Colm Tóibín, one of Ireland’s greatest living writers, spoke about his latest novel, ‘The Magician’, to LitFest audiences on Saturday October 2. The novel is a fictionalised biography of the German writer and 1929 Nobel winner, Thomas Mann. It charts the whole of Mann’s life, his childhood, writing, fame, marriage, family, exile and his homosexuality which he kept hidden – all set against a backdrop of the major historical events of the early twentieth century. ‘The Magician’ has echoes of Tóibín’s 2004 novel ‘The Master’ which is about Henry James.
Tóibín spoke of the challenges of fictionalising a real life character. “I aim to dramatise the story and give people a sense of feeling, of seeing the world through Thomas Mann’s eyes without admiring or liking him. I’m trying to build up third person intimate – not empathy or sympathy. The reader is in him in some way that works only in fiction. You move out from yourself to become someone else. I use facts to build a structure. I’m not interested in giving you information but in emotional engagement.”
There was, says Tóibín, no alternative but to focus on the whole of Mann’s life from Lübeck in 1891 to Los Angeles in 1950. “In order to understand one thing you have to have the scene before. Mann was an immense talent. His first novel, ‘Buddenbrooks’, based on his own family, was finished when he was only 25.”
Tóibín is not interested in dealing with the philosophical issues Mann presents in his later books such as ‘The Magic Mountain’. “I’m not dealing with the secret business of him constructing a novel. That’s taken as given. What happens afterwards is what I use.”
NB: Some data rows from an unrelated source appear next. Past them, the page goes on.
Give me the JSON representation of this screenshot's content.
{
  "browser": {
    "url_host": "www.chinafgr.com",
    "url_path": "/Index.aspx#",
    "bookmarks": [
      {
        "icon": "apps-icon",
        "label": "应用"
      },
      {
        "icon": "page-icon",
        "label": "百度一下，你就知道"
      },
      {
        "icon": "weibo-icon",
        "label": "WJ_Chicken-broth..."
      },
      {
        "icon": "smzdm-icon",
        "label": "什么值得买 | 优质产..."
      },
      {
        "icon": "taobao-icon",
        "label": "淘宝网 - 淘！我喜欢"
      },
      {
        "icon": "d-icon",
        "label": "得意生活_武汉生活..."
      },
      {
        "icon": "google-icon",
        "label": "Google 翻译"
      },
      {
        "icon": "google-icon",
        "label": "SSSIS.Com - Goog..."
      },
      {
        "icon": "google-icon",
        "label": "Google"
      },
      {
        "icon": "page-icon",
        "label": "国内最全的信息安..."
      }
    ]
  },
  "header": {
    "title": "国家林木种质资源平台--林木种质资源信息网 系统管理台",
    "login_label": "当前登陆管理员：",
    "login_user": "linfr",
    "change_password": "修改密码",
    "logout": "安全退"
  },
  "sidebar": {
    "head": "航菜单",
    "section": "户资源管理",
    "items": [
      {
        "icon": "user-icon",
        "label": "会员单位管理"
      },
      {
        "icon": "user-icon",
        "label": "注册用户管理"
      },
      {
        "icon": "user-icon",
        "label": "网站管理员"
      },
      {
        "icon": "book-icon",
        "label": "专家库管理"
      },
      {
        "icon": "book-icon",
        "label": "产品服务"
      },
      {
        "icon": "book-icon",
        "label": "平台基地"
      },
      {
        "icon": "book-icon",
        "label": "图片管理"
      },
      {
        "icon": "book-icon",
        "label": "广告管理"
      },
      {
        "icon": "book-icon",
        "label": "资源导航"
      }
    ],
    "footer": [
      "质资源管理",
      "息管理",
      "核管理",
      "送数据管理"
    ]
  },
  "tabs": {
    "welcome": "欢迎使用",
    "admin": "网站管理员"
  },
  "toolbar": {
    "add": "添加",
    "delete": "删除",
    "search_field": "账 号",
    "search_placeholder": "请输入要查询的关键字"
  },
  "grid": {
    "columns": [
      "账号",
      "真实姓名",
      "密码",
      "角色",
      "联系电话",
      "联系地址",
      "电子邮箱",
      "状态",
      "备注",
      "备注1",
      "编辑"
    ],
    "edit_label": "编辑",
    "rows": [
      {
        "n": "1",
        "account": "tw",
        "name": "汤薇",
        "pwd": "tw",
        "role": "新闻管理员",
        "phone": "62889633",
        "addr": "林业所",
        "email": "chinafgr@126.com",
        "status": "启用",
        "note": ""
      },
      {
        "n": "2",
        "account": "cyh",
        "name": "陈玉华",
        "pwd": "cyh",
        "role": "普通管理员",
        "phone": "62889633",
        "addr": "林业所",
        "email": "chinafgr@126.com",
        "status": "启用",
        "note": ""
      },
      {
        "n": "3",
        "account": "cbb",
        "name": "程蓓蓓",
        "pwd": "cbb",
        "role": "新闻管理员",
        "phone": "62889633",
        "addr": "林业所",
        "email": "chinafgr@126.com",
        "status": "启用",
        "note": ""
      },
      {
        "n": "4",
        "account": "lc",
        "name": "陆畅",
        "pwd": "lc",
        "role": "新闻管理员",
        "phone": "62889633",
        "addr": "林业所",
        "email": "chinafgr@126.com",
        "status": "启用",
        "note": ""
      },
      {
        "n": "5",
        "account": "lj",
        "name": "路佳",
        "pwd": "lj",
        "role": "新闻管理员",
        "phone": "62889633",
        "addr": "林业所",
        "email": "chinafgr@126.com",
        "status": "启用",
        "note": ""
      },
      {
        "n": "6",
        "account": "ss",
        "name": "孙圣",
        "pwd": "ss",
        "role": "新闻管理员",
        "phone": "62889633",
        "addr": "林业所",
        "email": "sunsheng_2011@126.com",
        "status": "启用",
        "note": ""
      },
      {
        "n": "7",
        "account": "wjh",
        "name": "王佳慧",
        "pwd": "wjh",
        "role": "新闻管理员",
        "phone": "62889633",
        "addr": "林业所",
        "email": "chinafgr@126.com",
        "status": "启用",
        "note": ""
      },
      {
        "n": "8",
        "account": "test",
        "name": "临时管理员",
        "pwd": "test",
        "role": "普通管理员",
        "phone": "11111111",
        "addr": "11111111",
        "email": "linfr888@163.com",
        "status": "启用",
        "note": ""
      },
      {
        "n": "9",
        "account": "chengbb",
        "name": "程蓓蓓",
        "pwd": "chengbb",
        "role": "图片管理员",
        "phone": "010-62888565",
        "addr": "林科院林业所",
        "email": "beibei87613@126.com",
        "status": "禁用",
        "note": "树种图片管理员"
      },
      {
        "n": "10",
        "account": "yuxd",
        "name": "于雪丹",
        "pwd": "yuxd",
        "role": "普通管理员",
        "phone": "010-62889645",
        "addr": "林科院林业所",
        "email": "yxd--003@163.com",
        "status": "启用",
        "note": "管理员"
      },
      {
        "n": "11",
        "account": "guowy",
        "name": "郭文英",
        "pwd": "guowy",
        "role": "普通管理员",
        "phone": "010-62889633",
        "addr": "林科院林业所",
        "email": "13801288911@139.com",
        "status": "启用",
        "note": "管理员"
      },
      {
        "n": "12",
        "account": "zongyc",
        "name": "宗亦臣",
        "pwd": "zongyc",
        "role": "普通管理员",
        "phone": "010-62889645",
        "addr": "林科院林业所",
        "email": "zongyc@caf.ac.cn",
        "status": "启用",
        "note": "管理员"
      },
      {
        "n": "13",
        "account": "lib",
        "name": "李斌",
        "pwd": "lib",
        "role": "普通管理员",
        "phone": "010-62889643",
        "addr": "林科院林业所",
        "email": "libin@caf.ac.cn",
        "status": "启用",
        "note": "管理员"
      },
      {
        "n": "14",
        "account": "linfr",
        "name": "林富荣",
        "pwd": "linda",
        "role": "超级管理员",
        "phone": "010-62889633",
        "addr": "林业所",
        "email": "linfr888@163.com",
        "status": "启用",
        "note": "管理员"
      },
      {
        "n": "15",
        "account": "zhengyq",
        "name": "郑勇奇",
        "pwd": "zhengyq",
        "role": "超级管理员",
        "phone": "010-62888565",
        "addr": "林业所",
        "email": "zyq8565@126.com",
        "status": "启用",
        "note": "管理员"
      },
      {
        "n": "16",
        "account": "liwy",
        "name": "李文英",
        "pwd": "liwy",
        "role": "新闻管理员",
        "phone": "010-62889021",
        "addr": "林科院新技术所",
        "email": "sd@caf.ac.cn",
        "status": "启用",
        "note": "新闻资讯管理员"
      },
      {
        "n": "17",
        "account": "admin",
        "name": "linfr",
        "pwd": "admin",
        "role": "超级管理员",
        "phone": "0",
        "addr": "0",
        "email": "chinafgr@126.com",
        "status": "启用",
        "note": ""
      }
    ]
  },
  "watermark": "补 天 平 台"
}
A difficult problem to be overcome was how to convey the important historical backdrop such as the changes in German society and the rise of Hitler without just inserting a passage of factual writing. Instead Tóibín finds inventive ways of conveying these events through the characters’ dialogue. “For example I have Mann’s third child noticing things in the newspapers about Hitler and he comments on this to his father. I ask myself the question – what can I do to dramatise this rather than the information being conveyed like the pages of a history book.”
‘The Magician’ is also, says Tóibín, “an exercise in playfulness, getting something that did occur and building on it.” Based on a Time Magazine photo showing W. H. Auden at lunch with the Manns, Tóibín has Auden making sarcastic remarks about Virginia Woolf. “After a fact my mind is at play. I let my mind wander and I’m able to create dialogue that is playful and very modern, not Germanic or Thomas Mann’s dialogue. I’m playing with ideas.”
Thomas Mann uses many of his own experiences in his novels. Tóibín told the audience, “No matter what you do parts of your own life get into your fiction…In 1911 the Manns went to Venice and stayed in the hotel which is in “Death in Venice’. Thomas Mann looks at the young boy on the beach. People thought the novel was about decay but it was his own story. He kept his desires to himself but was very explicit in ‘Death in Venice’.”
After this far-reaching epic novel what is Tóibín working on next? His first collection of poems is being published in April 2022 and he’s looking forward to giving readings. He’s also writing a sequel to ‘Brooklyn’. “I’m back in my comfort zone with my people who come from my town. Some would say I should never have left it in the first place.”
Marlborough.news would beg to differ!